L'Editoriale
Venerdì 14 Marzo 2025
Tutti i nodi nascosti dalle parole di Putin
MONDO. Vladimir Putin «apre» alla tregua di 30 giorni proposta da Donald Trump e da Volodymyr Zelensky, ma, come nelle attese della vigilia, il capo del Cremlino ha sollevato numerosi «problemi» sui «dettagli».

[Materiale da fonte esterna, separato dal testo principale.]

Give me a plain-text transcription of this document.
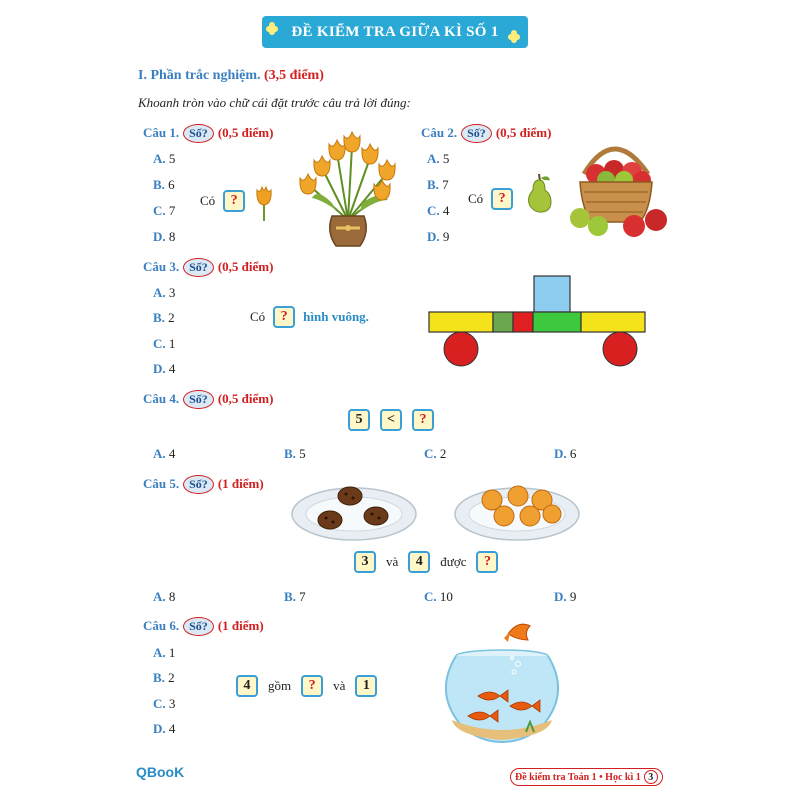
ĐỀ KIỂM TRA GIỮA KÌ SỐ 1
I. Phần trắc nghiệm. (3,5 điểm)
Khoanh tròn vào chữ cái đặt trước câu trả lời đúng:
Câu 1. Số? (0,5 điểm)
A. 5
B. 6
C. 7
D. 8
Có	?
Câu 2. Số? (0,5 điểm)
A. 5
B. 7
C. 4
D. 9
Có	?
Câu 3. Số? (0,5 điểm)
A. 3
B. 2
C. 1
D. 4
Có	?	hình vuông.
Câu 4. Số? (0,5 điểm)
5	<	?
A. 4	B. 5	C. 2	D. 6
Câu 5. Số? (1 điểm)
3	và	4	được	?
A. 8	B. 7	C. 10	D. 9
Câu 6. Số? (1 điểm)
A. 1
B. 2
C. 3
D. 4
4	gồm	?	và	1
QBooK	Đề kiểm tra Toán 1 • Học kì 1 3
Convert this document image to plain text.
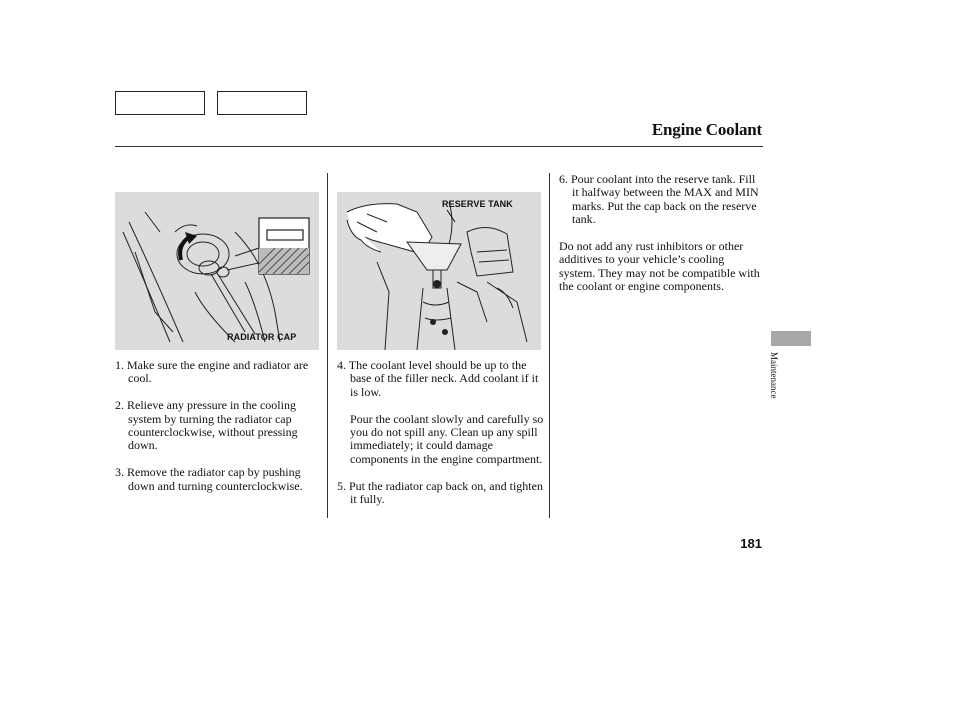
Engine Coolant
RADIATOR CAP
RESERVE TANK

1. Make sure the engine and radiator are cool.

2. Relieve any pressure in the cooling system by turning the radiator cap counterclockwise, without pressing down.

3. Remove the radiator cap by pushing down and turning counterclockwise.

4. The coolant level should be up to the base of the filler neck. Add coolant if it is low.

Pour the coolant slowly and carefully so you do not spill any. Clean up any spill immediately; it could damage components in the engine compartment.

5. Put the radiator cap back on, and tighten it fully.

6. Pour coolant into the reserve tank. Fill it halfway between the MAX and MIN marks. Put the cap back on the reserve tank.

Do not add any rust inhibitors or other additives to your vehicle’s cooling system. They may not be compatible with the coolant or engine components.

Maintenance
181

Il primo elemento da sottolineare in sede di analisi è che non ci si poteva aspettare da Mosca nulla di diverso da quanto espresso pubblicamente da Putin, vista la complessità della tragedia russo-ucraina. Il presidente russo ha elencato alcune questioni che non si capisce come verranno gestite praticamente sul terreno. Ci sarà una tregua? Bene! Ma cosa succederà durante questo periodo? E chi controllerà che quanto definito tra le parti verrà rispettato? Non è che qualcuno sfrutterà queste giornate per riorganizzarsi e per riarmarsi? Tutte domande legittime, quelle di Putin, a cui i diplomatici russi, americani ed ucraini dovranno trovare delle risposte.
La riconquista di Kursk
Il Cremlino, quindi, rilancia il «pallone» nel campo degli americani, aspettandosi delle future proposte che possano potenzialmente portare ad una tregua temporanea. La domanda, che oggi si pongono alcuni influenti analisti, è se questa di Putin non sia solo una tattica attendista per guadagnare tempo, in un momento in cui le Forze armate federali stanno riconquistando la r egione russa di Kursk, da agosto in mano agli ucraini, e stanno mettendo in difficoltà un po’ ovunque i militari di Kiev? Oppure Mosca è conscia che arrivare a firmare un accordo di pace duraturo è troppo complicato, quindi vengono posti tutti i possibili bastoni tra le ruote di un futuro negoziato? Da giorni i «propagandisti» federali parlano di «tranello» ordito dagli occidentali in cui Putin non deve cadere. Il partito trasversale della prosecuzione del conflitto ha fatto sentire la sua voce più volte.
Gli accordi di Minsk
Entrando nei dettagli di un futuro negoziato, Trump sta seguendo la stessa strada già percorsa per gli accordi di Minsk del febbraio 2015, quando – in cambio dello stop alle operazioni militari in Donbass – Putin incassò dagli occidentali la conferma definitiva della costruzione del gasdotto Nord Stream 2 sotto al Baltico – edificazione che significava far perdere peso geopolitico all’Ucraina sul cui territorio transitava allora circa l’80% delle forniture di gas russo all’Ue. Adesso non si sa cosa il capo della Casa Bianca possa offrire a Putin in termini di business. Il comune sfruttamento dell’Artico? Trump sa bene che il Cremlino non è disponibile a concessioni geopolitiche. Esempio: garanzie di sicurezza a Kiev o presenza di truppe occidentali in Ucraina. Ecco perché si parla finora di business, di progetti e di soldi.
Il conflitto congelato
Ma cosa succederà alle regioni ucraine, ora totalmente o parzialmente in mano russa? Kiev è disposta a rinunciarvi? Si andrà verso lo scenario di un nuovo «conflitto congelato»? La Russia non se la passa affatto bene dal punto di vista economico, finanziario, logistico. Oggi ha difficoltà anche a trovare volontari per il fronte e a produrre altre armi. Le sanzioni la stanno stritolando. Ecco perché, a margine dei colloqui ufficiali, vi sono contatti ufficiosi in cui si discute dell’alleggerimento della morsa occidentale. Nessuno è in grado di capire quanto denaro in contanti vi sia realmente nelle casse federali. E poi le incursioni dei droni ucraini fanno male alle infrastrutture energetiche russe. Putin vuole la pace? Questa è la vera domanda a cui nessuno – forse nemmeno lo stesso capo del Cremlino – è ora in grado di rispondere. Dipenderà forse dalle circostanze e dalla possibilità di Putin di poter mantenere una futura solida narrativa presso la propria opinione pubblica.